Phil was an outstanding team leader—an adjective he likely would not have applied to his inexperienced crew the day he met us.

When we asked him how he was assigned to be our team leader he responded, “I was late for the meeting.”

Ouch. He later denied that he followed that statement with “I won’t do that again.”

However, in our zeal to finish our project on Friday afternoon, he again missed the weekly team assignment meeting, so likely ended up with an equally inexperience group of volunteers the following week.

Like all contractors I met, Phil did not shrink from finding fault with the previous workers for any problems we encountered. The previous group had erroneously put the sheet rock on the walls before the ceiling, left gaps that were hard to fill with mud, put up a few pieces of sheetrock wampyjod ( a new term for me, which I question is widely used by experienced contractors) and left countless screws sticking out too far. I am certain the group following us would find plenty of complaints in our ceiling tiles and mudding efforts. Although, the final two sheetrock pieces we affixed to the bathroom ceiling did fit beautifully around the lighting fixture and wall jags.

We met other Americorps volunteers—those coordinating training in the warehouse, communicating with the short term volunteers, and other team leaders. Steve was one of those team leaders. Steve had been a physical therapist until he was diagnosed with ALS shortly before the flood. He was let go from his job and rather then retreating into darkness, Steve began working every day on the flood recovery efforts. He has worked every day since the flood gutting destroyed homes by hauling load after load of rotting, saturated, putrid possessions, furniture, and building materials out of buildings that need to be reduced to the bare studs. All of this I learned from him in one short conversation after he asked if I knew the score of the previous night’s Celtic’s game. The untold stories are countless, waiting like bud ready to blossom with a little rain and sunlight.

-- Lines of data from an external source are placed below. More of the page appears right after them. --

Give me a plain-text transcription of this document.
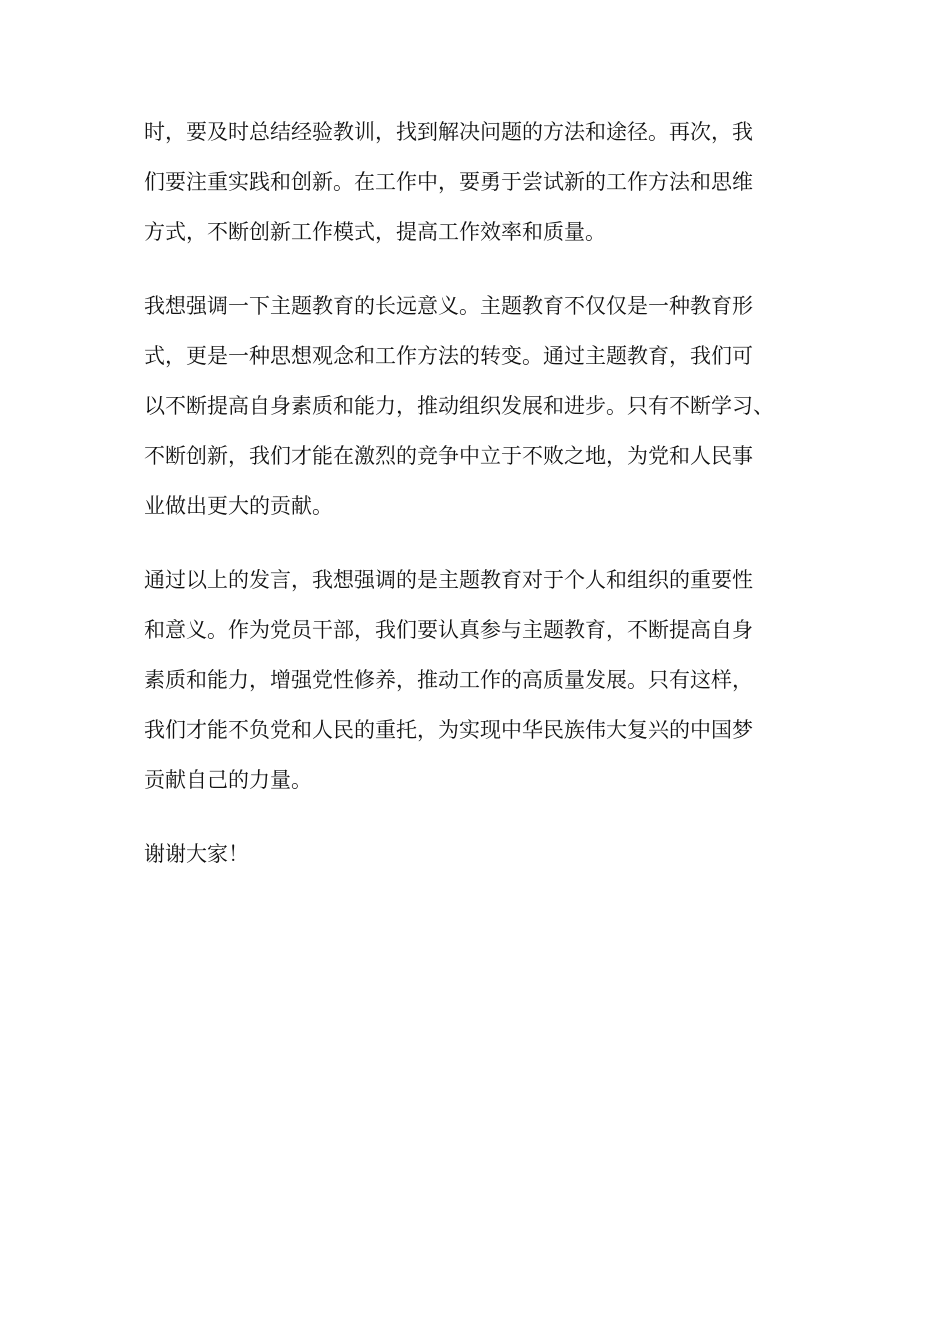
时，要及时总结经验教训，找到解决问题的方法和途径。再次，我
们要注重实践和创新。在工作中，要勇于尝试新的工作方法和思维
方式，不断创新工作模式，提高工作效率和质量。

我想强调一下主题教育的长远意义。主题教育不仅仅是一种教育形
式，更是一种思想观念和工作方法的转变。通过主题教育，我们可
以不断提高自身素质和能力，推动组织发展和进步。只有不断学习、
不断创新，我们才能在激烈的竞争中立于不败之地，为党和人民事
业做出更大的贡献。

通过以上的发言，我想强调的是主题教育对于个人和组织的重要性
和意义。作为党员干部，我们要认真参与主题教育，不断提高自身
素质和能力，增强党性修养，推动工作的高质量发展。只有这样，
我们才能不负党和人民的重托，为实现中华民族伟大复兴的中国梦
贡献自己的力量。

谢谢大家！
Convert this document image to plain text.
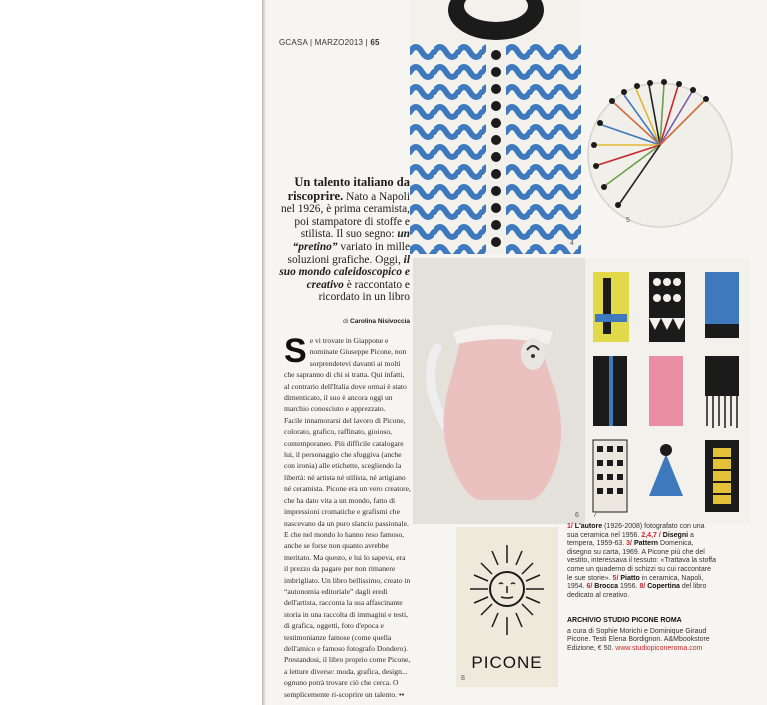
GCASA | MARZO2013 | 65
4
5
6 7
PICONE
8
Un talento italiano da riscoprire. Nato a Napoli nel 1926, è prima ceramista, poi stampatore di stoffe e stilista. Il suo segno: un “pretino” variato in mille soluzioni grafiche. Oggi, il suo mondo caleidoscopico e creativo è raccontato e ricordato in un libro
di Carolina Nisivoccia
Se vi trovate in Giappone e nominate Giuseppe Picone, non sorprendetevi davanti ai molti che sapranno di chi si tratta. Qui infatti, al contrario dell'Italia dove ormai è stato dimenticato, il suo è ancora oggi un marchio conosciuto e apprezzato.
Facile innamorarsi del lavoro di Picone, colorato, grafico, raffinato, gioioso, contemporaneo. Più difficile catalogare lui, il personaggio che sfuggiva (anche con ironia) alle etichette, scegliendo la libertà: né artista né stilista, né artigiano né ceramista. Picone era un vero creatore, che ha dato vita a un mondo, fatto di impressioni cromatiche e grafismi che nascevano da un puro slancio passionale. E che nel mondo lo hanno reso famoso, anche se forse non quanto avrebbe meritato. Ma questo, e lui lo sapeva, era il prezzo da pagare per non rimanere imbrigliato. Un libro bellissimo, creato in “autonomia editoriale” dagli eredi dell'artista, racconta la sua affascinante storia in una raccolta di immagini e testi, di grafica, oggetti, foto d'epoca e testimonianze famose (come quella dell'amico e famoso fotografo Dondero). Prestandosi, il libro proprio come Picone, a letture diverse: moda, grafica, design... ognuno potrà trovare ciò che cerca. O semplicemente ri-scoprire un talento. ••
1/ L'autore (1926-2008) fotografato con una sua ceramica nel 1956. 2,4,7 / Disegni a tempera, 1959-63. 3/ Pattern Domenica, disegno su carta, 1969. A Picone più che del vestito, interessava il tessuto: «Trattava la stoffa come un quaderno di schizzi su cui raccontare le sue storie». 5/ Piatto in ceramica, Napoli, 1954. 6/ Brocca 1956. 8/ Copertina del libro dedicato al creativo.
ARCHIVIO STUDIO PICONE ROMA
a cura di Sophie Morichi e Dominique Giraud Picone. Testi Elena Bordignon. A&Mbookstore Edizione, € 50. www.studiopiconeroma.com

Likewise the women I worked with are dedicated volunteers, women in their 40s, 50s and 60s, giving their own time to rebuild a stranger’s home. In the camaraderie of using a sheetrock lift to puzzle in a piece of sheetrock, or figuring out the most effective (and ineffective in the process) way of cutting out a hole for a can light in the ceiling, we quickly moved from conversations of daily fluff to the meaning of life. Once we were in the seductive rhythm of screwing in an 8 foot ceiling sheet or mudding corner beading, we could contemplate the lives and loss of lives that have touched us. The time we spent working together was a gift to each of us equally as meaningful as the physical results of our efforts.